C’è un prima: foto in bianco e nero parlano della Torino industriale, del boom economico, dell’esplosione demografica e dei grandi insediamenti abitativi che andavano a sostituire le vecchie aree rurali della città con distese di case popolari. Si vedono le auto targate TO, i palazzi in costruzione, vecchie locomotive a vapore, bambini giocare in calzoncini corti su strade non ancora asfaltate. E c’è un dopo, illustrato dai vivaci colori delle immagini del capoluogo piemontese nel 2020. Una contrapposizione forte per descrivere il cambiamento evidenziato nel titolo del volume: la trasformazione urbanistica cominciata sul finire degli anni Settanta con l’approvazione del nuovo Piano regolatore e, probabilmente, non ancora terminata.

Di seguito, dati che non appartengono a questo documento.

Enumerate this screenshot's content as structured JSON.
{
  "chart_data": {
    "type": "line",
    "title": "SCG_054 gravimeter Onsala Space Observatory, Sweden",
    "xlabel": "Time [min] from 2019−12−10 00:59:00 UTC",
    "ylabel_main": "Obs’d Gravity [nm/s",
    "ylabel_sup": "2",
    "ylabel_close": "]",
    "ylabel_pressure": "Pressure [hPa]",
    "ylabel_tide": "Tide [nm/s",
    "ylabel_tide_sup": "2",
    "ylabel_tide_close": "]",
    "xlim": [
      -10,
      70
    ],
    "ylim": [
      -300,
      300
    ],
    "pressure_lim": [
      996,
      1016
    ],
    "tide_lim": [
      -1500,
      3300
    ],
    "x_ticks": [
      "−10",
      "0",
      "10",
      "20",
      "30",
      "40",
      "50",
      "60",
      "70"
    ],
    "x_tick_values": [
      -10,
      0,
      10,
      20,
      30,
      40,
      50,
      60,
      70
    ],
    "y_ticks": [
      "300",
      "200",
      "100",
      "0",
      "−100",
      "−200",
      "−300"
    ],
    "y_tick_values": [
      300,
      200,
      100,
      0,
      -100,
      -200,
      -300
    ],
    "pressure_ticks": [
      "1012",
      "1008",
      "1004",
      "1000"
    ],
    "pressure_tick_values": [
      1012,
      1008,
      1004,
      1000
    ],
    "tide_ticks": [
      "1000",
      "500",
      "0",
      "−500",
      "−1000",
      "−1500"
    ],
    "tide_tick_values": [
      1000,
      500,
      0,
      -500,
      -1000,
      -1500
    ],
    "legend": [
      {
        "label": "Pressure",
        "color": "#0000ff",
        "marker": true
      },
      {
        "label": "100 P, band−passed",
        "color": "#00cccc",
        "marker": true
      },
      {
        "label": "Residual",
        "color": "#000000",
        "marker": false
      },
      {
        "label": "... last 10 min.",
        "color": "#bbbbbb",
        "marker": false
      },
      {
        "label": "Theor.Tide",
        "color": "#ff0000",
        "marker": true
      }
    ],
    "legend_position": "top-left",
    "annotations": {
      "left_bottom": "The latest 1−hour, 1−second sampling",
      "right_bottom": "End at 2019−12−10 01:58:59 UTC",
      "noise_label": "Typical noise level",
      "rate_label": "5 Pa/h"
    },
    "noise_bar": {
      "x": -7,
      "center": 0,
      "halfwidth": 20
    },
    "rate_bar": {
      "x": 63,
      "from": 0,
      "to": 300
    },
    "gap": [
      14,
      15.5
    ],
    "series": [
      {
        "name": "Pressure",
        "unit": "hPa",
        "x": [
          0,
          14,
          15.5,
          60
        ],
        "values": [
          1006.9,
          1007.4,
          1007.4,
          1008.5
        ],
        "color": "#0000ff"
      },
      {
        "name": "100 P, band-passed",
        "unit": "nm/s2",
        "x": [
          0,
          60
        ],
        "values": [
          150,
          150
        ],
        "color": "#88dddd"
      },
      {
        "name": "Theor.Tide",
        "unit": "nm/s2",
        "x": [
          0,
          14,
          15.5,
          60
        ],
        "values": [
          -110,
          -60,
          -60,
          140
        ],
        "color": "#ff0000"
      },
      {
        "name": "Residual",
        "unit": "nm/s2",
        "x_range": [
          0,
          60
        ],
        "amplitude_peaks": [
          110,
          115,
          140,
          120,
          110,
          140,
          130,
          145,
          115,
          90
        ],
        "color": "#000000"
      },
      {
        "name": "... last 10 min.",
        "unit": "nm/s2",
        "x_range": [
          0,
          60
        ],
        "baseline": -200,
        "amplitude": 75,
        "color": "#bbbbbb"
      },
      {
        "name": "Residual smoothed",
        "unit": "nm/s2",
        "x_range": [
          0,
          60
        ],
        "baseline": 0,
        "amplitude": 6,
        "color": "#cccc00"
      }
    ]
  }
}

Il libro, arricchito da un’inedita raccolta di mappe storiche, è il terminale di un progetto sviluppato nel 2015 dal Dipartimento DIST del Politecnico di Torino e dall’Università degli Studi di Torino in collaborazione con l’Archivio Storico della Città di Torino, Museo Torino e Urban Lab con l’intento di classificare e condividere un patrimonio di documentazione fotografica. Alla presentazione di ieri pomeriggio erano presenti, in videoconferenza, gli autori Luca Davico e Nadia Caruso, ricercatori in sociologia e urbanistica del Politecnico di Torino; Elena Dellapiana, Giulietta Fassino e Chiara Lucchini di Urban Lab. Durante l’incontro sono stati proiettati i contributi filmati con le videointerviste a Giovanni Ferrero, presidente ISMEL – Istituto per la Memoria e la Cultura del Lavoro, all’urbanista Liliana Mazza e alla docente di Urbanistica Agata Spaziante.